A Gift for President Obama

In early January, I made a decision to spend this year studying the great peacemakers of history. When a friend of mine learned of this decision and knew he would be seeing me the following week in Philadelphia, he brought along his copy of A Persistent Peace by Father John Dear and gifted it to me for my 30th birthday. 

I began reading the book on my flight home from Philadelphia and could barely put it down: in the airport, on the plane, and even in a reading room I discovered during my layover in Atlanta. 

The book is a first-person memoir of one Jesuit priest’s commitment to the nonviolent love of Jesus. It covers a period of about 30 years, from the earliest days of Father John’s faith into the long road for peace he has walked ever since.

In the pages of this book I encountered story, journey, questions, confession, and exploration. And because the story began at Father John’s beginning and tracked his progression of thought, faith, conviction, and experiment, I felt I was traveling with someone from the point at which I was now beginning, too.

As such, this book provided a great introduction to the philosophy of peacemaking and nonviolence I set out to study this year. Not only did I find myself increasingly drawn into the dialogue of this ideology as I continued reading it, but I also found myself being given a path to walk along the way. This is because Father John litters the pages of this book with names and quotes from the great peacemakers — and so many more I’d never heard of before — that it didn’t take me long to begin underlining names, bracketing quotes, and eventually making a reading list for the year straight from the pages of this book.

This book has served as the symbolic figurehead for the road I have been traveling this year. I cannot tell you how dear a companion it has been to me.

But then sometime in August or September, I began to get an inkling. I started to sense that I was meant to pay this book forward to President Obama.

Crazy idea, right? Send a book to the president?

Who sends a book to President Obama and expects him to actually read it?

This idea struck me as nuts. But even more than that, I simply could not bear the thought of parting with this book. So much of my journey is laced inside its pages. Notes, underlinings, brackets, stars, and other marginalia fill its pages and tell me much about my deep heart and convictions and the questions I have carried along this path.

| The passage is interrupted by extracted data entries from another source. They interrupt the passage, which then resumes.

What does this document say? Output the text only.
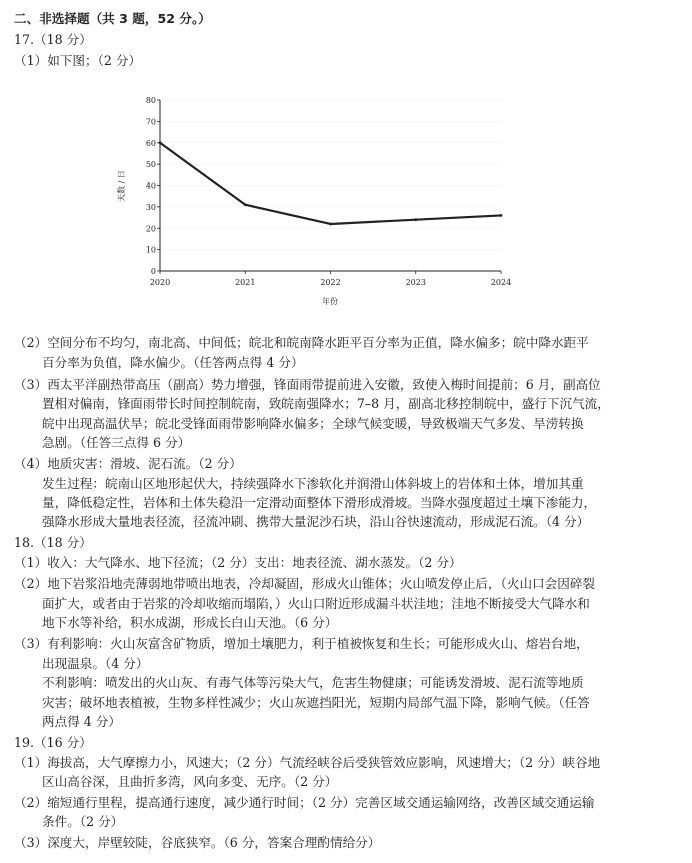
二、非选择题（共 3 题，52 分。）
17.（18 分）
（1）如下图；（2 分）
0
10
20
30
40
50
60
70
80
2020	2021	2022	2023	2024
天数 / 日
年份
（2）空间分布不均匀，南北高、中间低；皖北和皖南降水距平百分率为正值，降水偏多；皖中降水距平
百分率为负值，降水偏少。（任答两点得 4 分）
（3）西太平洋副热带高压（副高）势力增强，锋面雨带提前进入安徽，致使入梅时间提前；6 月，副高位
置相对偏南，锋面雨带长时间控制皖南，致皖南强降水；7–8 月，副高北移控制皖中，盛行下沉气流，
皖中出现高温伏旱；皖北受锋面雨带影响降水偏多；全球气候变暖，导致极端天气多发、旱涝转换
急剧。（任答三点得 6 分）
（4）地质灾害：滑坡、泥石流。（2 分）
发生过程：皖南山区地形起伏大，持续强降水下渗软化并润滑山体斜坡上的岩体和土体，增加其重
量，降低稳定性，岩体和土体失稳沿一定滑动面整体下滑形成滑坡。当降水强度超过土壤下渗能力，
强降水形成大量地表径流，径流冲刷、携带大量泥沙石块，沿山谷快速流动，形成泥石流。（4 分）
18.（18 分）
（1）收入：大气降水、地下径流；（2 分）支出：地表径流、湖水蒸发。（2 分）
（2）地下岩浆沿地壳薄弱地带喷出地表，冷却凝固，形成火山锥体；火山喷发停止后，（火山口会因碎裂
面扩大，或者由于岩浆的冷却收缩而塌陷，）火山口附近形成漏斗状洼地；洼地不断接受大气降水和
地下水等补给，积水成湖，形成长白山天池。（6 分）
（3）有利影响：火山灰富含矿物质，增加土壤肥力，利于植被恢复和生长；可能形成火山、熔岩台地，
出现温泉。（4 分）
不利影响：喷发出的火山灰、有毒气体等污染大气，危害生物健康；可能诱发滑坡、泥石流等地质
灾害；破坏地表植被，生物多样性减少；火山灰遮挡阳光，短期内局部气温下降，影响气候。（任答
两点得 4 分）
19.（16 分）
（1）海拔高，大气摩擦力小，风速大；（2 分）气流经峡谷后受狭管效应影响，风速增大；（2 分）峡谷地
区山高谷深，且曲折多湾，风向多变、无序。（2 分）
（2）缩短通行里程，提高通行速度，减少通行时间；（2 分）完善区域交通运输网络，改善区域交通运输
条件。（2 分）
（3）深度大，岸壁较陡，谷底狭窄。（6 分，答案合理酌情给分）
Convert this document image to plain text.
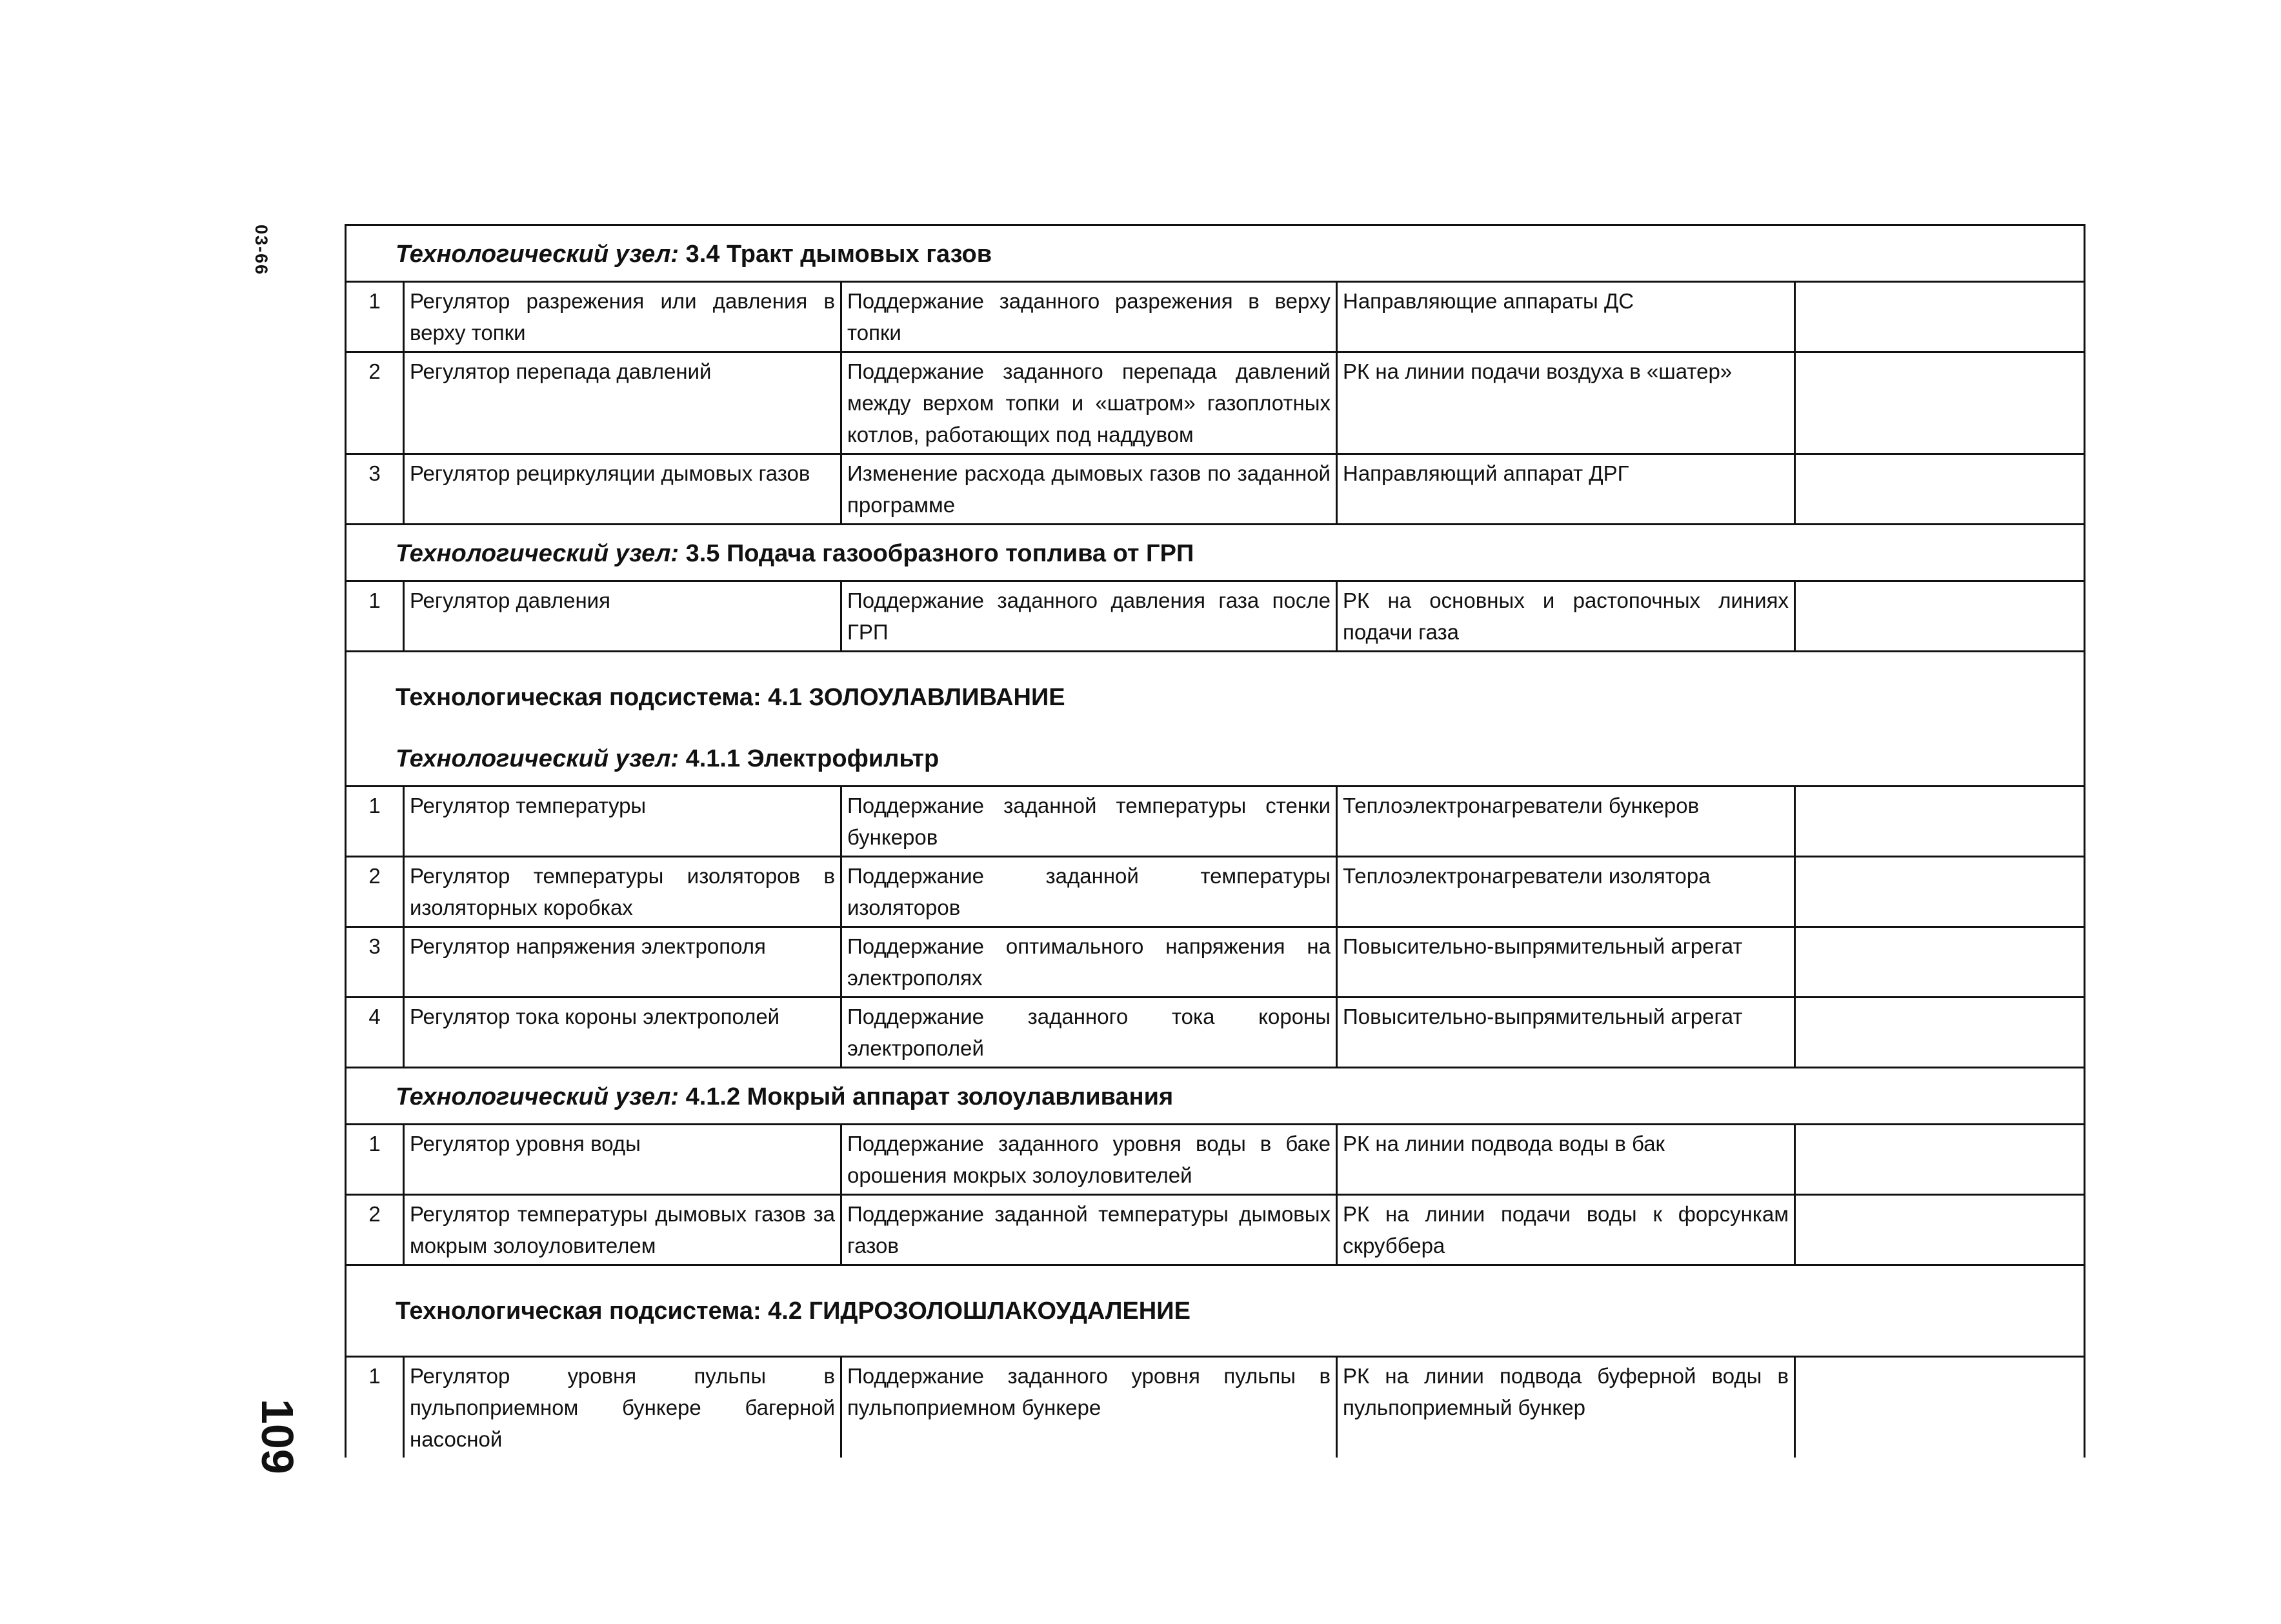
03-66
109
Технологический узел: 3.4 Тракт дымовых газов				
1	Регулятор разрежения или давления в верху топки	Поддержание заданного разрежения в верху топки	Направляющие аппараты ДС	
2	Регулятор перепада давлений	Поддержание заданного перепада давлений между верхом топки и «шатром» газоплотных котлов, работающих под наддувом	РК на линии подачи воздуха в «шатер»	
3	Регулятор рециркуляции дымовых газов	Изменение расхода дымовых газов по заданной программе	Направляющий аппарат ДРГ	
Технологический узел: 3.5 Подача газообразного топлива от ГРП				
1	Регулятор давления	Поддержание заданного давления газа после ГРП	РК на основных и растопочных линиях подачи газа	

Технологическая подсистема: 4.1 ЗОЛОУЛАВЛИВАНИЕ
Технологический узел: 4.1.1 Электрофильтр				

1	Регулятор температуры	Поддержание заданной температуры стенки бункеров	Теплоэлектронагреватели бункеров	
2	Регулятор температуры изоляторов в изоляторных коробках	Поддержание заданной температуры изоляторов	Теплоэлектронагреватели изолятора	
3	Регулятор напряжения электрополя	Поддержание оптимального напряжения на электрополях	Повысительно-выпрямительный агрегат	
4	Регулятор тока короны электрополей	Поддержание заданного тока короны электрополей	Повысительно-выпрямительный агрегат	
Технологический узел: 4.1.2 Мокрый аппарат золоулавливания				
1	Регулятор уровня воды	Поддержание заданного уровня воды в баке орошения мокрых золоуловителей	РК на линии подвода воды в бак	
2	Регулятор температуры дымовых газов за мокрым золоуловителем	Поддержание заданной температуры дымовых газов	РК на линии подачи воды к форсункам скруббера	

Технологическая подсистема: 4.2 ГИДРОЗОЛОШЛАКОУДАЛЕНИЕ				

1	Регулятор уровня пульпы в пульпоприемном бункере багерной насосной	Поддержание заданного уровня пульпы в пульпоприемном бункере	РК на линии подвода буферной воды в пульпоприемный бункер	
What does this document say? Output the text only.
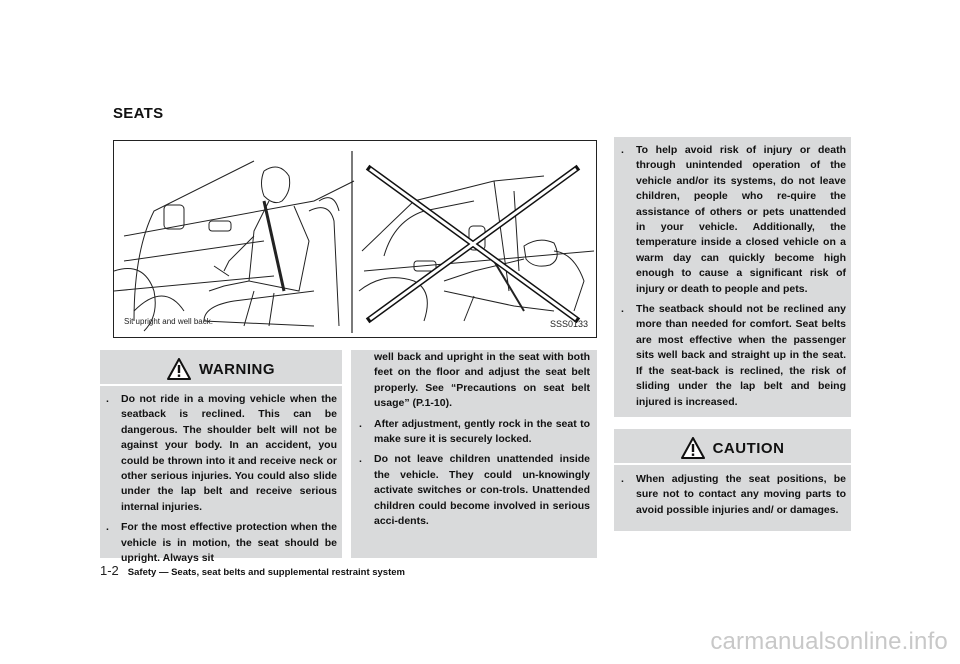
SEATS
Sit upright and well back.	SSS0133
WARNING
. Do not ride in a moving vehicle when the seatback is reclined. This can be dangerous. The shoulder belt will not be against your body. In an accident, you could be thrown into it and receive neck or other serious injuries. You could also slide under the lap belt and receive serious internal injuries.
. For the most effective protection when the vehicle is in motion, the seat should be upright. Always sit
well back and upright in the seat with both feet on the floor and adjust the seat belt properly. See “Precautions on seat belt usage” (P.1-10).
. After adjustment, gently rock in the seat to make sure it is securely locked.
. Do not leave children unattended inside the vehicle. They could un-knowingly activate switches or con-trols. Unattended children could become involved in serious acci-dents.
. To help avoid risk of injury or death through unintended operation of the vehicle and/or its systems, do not leave children, people who re-quire the assistance of others or pets unattended in your vehicle. Additionally, the temperature inside a closed vehicle on a warm day can quickly become high enough to cause a significant risk of injury or death to people and pets.
. The seatback should not be reclined any more than needed for comfort. Seat belts are most effective when the passenger sits well back and straight up in the seat. If the seat-back is reclined, the risk of sliding under the lap belt and being injured is increased.
CAUTION
. When adjusting the seat positions, be sure not to contact any moving parts to avoid possible injuries and/ or damages.
1-2 Safety — Seats, seat belts and supplemental restraint system
carmanualsonline.info
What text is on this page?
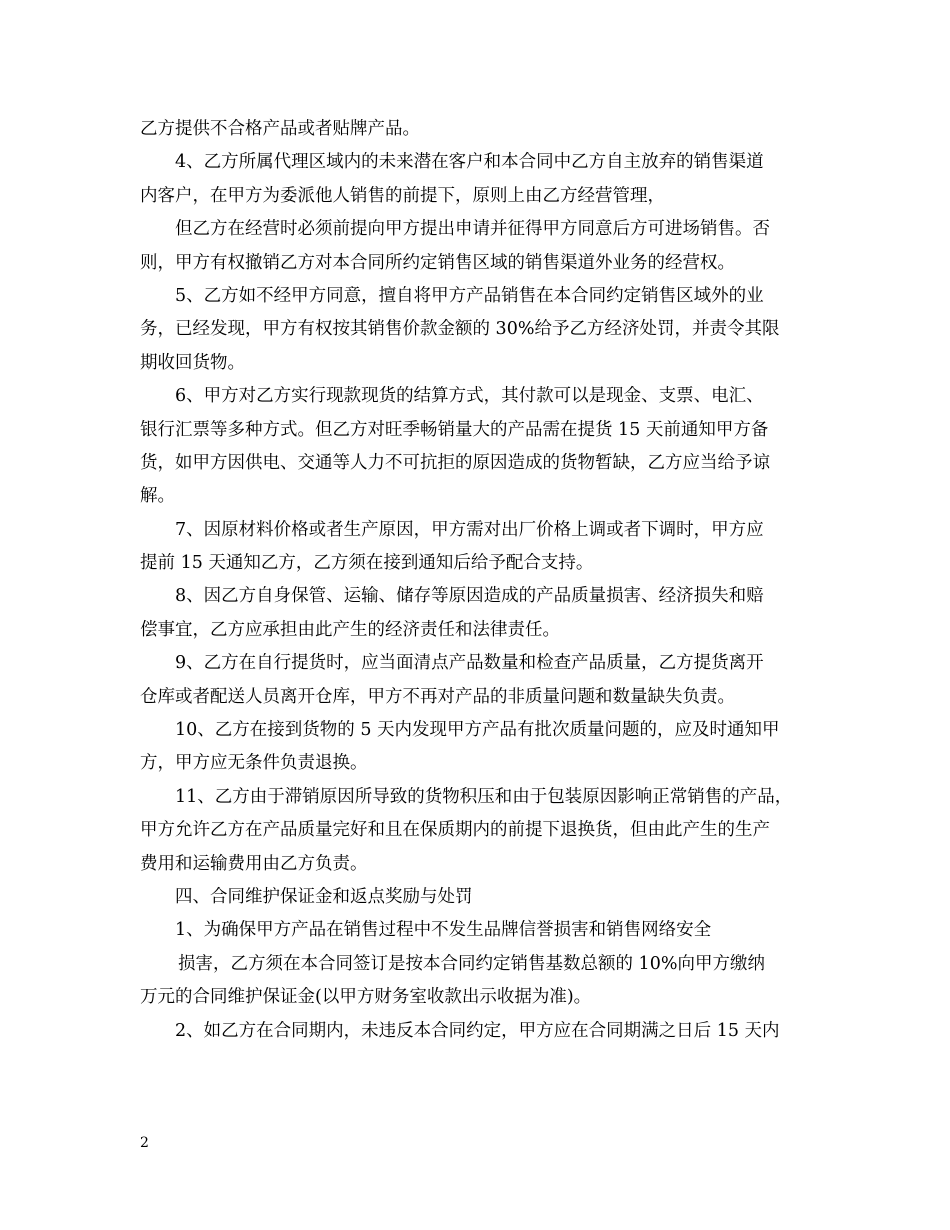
乙方提供不合格产品或者贴牌产品。
4、乙方所属代理区域内的未来潜在客户和本合同中乙方自主放弃的销售渠道
内客户，在甲方为委派他人销售的前提下，原则上由乙方经营管理，
但乙方在经营时必须前提向甲方提出申请并征得甲方同意后方可进场销售。否
则，甲方有权撤销乙方对本合同所约定销售区域的销售渠道外业务的经营权。
5、乙方如不经甲方同意，擅自将甲方产品销售在本合同约定销售区域外的业
务，已经发现，甲方有权按其销售价款金额的 30%给予乙方经济处罚，并责令其限
期收回货物。
6、甲方对乙方实行现款现货的结算方式，其付款可以是现金、支票、电汇、
银行汇票等多种方式。但乙方对旺季畅销量大的产品需在提货 15 天前通知甲方备
货，如甲方因供电、交通等人力不可抗拒的原因造成的货物暂缺，乙方应当给予谅
解。
7、因原材料价格或者生产原因，甲方需对出厂价格上调或者下调时，甲方应
提前 15 天通知乙方，乙方须在接到通知后给予配合支持。
8、因乙方自身保管、运输、储存等原因造成的产品质量损害、经济损失和赔
偿事宜，乙方应承担由此产生的经济责任和法律责任。
9、乙方在自行提货时，应当面清点产品数量和检查产品质量，乙方提货离开
仓库或者配送人员离开仓库，甲方不再对产品的非质量问题和数量缺失负责。
10、乙方在接到货物的 5 天内发现甲方产品有批次质量问题的，应及时通知甲
方，甲方应无条件负责退换。
11、乙方由于滞销原因所导致的货物积压和由于包装原因影响正常销售的产品，
甲方允许乙方在产品质量完好和且在保质期内的前提下退换货，但由此产生的生产
费用和运输费用由乙方负责。
四、合同维护保证金和返点奖励与处罚
1、为确保甲方产品在销售过程中不发生品牌信誉损害和销售网络安全
损害，乙方须在本合同签订是按本合同约定销售基数总额的 10%向甲方缴纳
万元的合同维护保证金(以甲方财务室收款出示收据为准)。
2、如乙方在合同期内，未违反本合同约定，甲方应在合同期满之日后 15 天内
2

Not only would sending this book to the White House be akin, in my opinion, to shucking it into a black hole, but I found it to be too great a sacrifice. I decided my answer was no.

Ironic discovery — I found this question to myself inside the pages of the book when thumbing through it this past weekend.

Then last week I read some articles by Jim Wallis. Specifically, I read this article, this article, and this article. They are about the war in Afghanistan and make an appeal to President Obama to consider taking a “third way” — not the way of increased troops or counter-terrorism, but the way of a humanitarian and developmental surge. 

I don’t pretend to be an expert on these matters. I don’t pretend that these problems are easily solved. But I have come to believe that violence in the face of violence does not produce the answers that we seek. It only serves to dehumanize both the oppressor and the oppressed, both of whom are created in the image of God, not to mention that war specifically wreaks devastation and destruction wherever it lands and brings unavoidable harm to innocent bystanders. Violence, I’ve come to believe, is not the human way.

Another ironic discovery I found this weekend, written when I originally read the book some months ago.

Earlier that same evening I had been engaged in a conversation with a classmate about the need for greater congruence between my inner and outer world. In a season when I am vastly overextended, I am asking the question, “How can I bring greater harmony between my deep-hearted convictions and the activities I choose to engage in my life?”

Here, in reading the articles by Jim Wallis, I found at least one answer. 

I remembered the book. I remembered the idea of sending it to President Obama. I felt the strong pangs of sadness and sacrifice. I also felt a surge of accompanying hope.

I am under no illusions about this. I still know the chances of President Obama receiving my letter and this book are slim to none, especially when viewing this video that details the volume of correspondence he receives each week and how few letters actually reach his hands.

But I’ve decided that is not the point. 

For me, I’ve decided taking this step has more to do with letting my deep convictions result in creative action that requires a measure of sacrifice. There is something symbolic and sacramental for me in taking this step, whether or not President Obama ever learns of the gesture or not.

While I was putting this package together over the weekend, I re-read the inscription my friend Chadwick had written on the inside flap of the book when he gave it to me back in January. He concluded the inscription with these words: “May this year of peace move beyond the academic to plant seeds in your soul.” 

I can’t help but believe that a step like this — sending the book on as a gift to our president — is something along the lines of what he meant.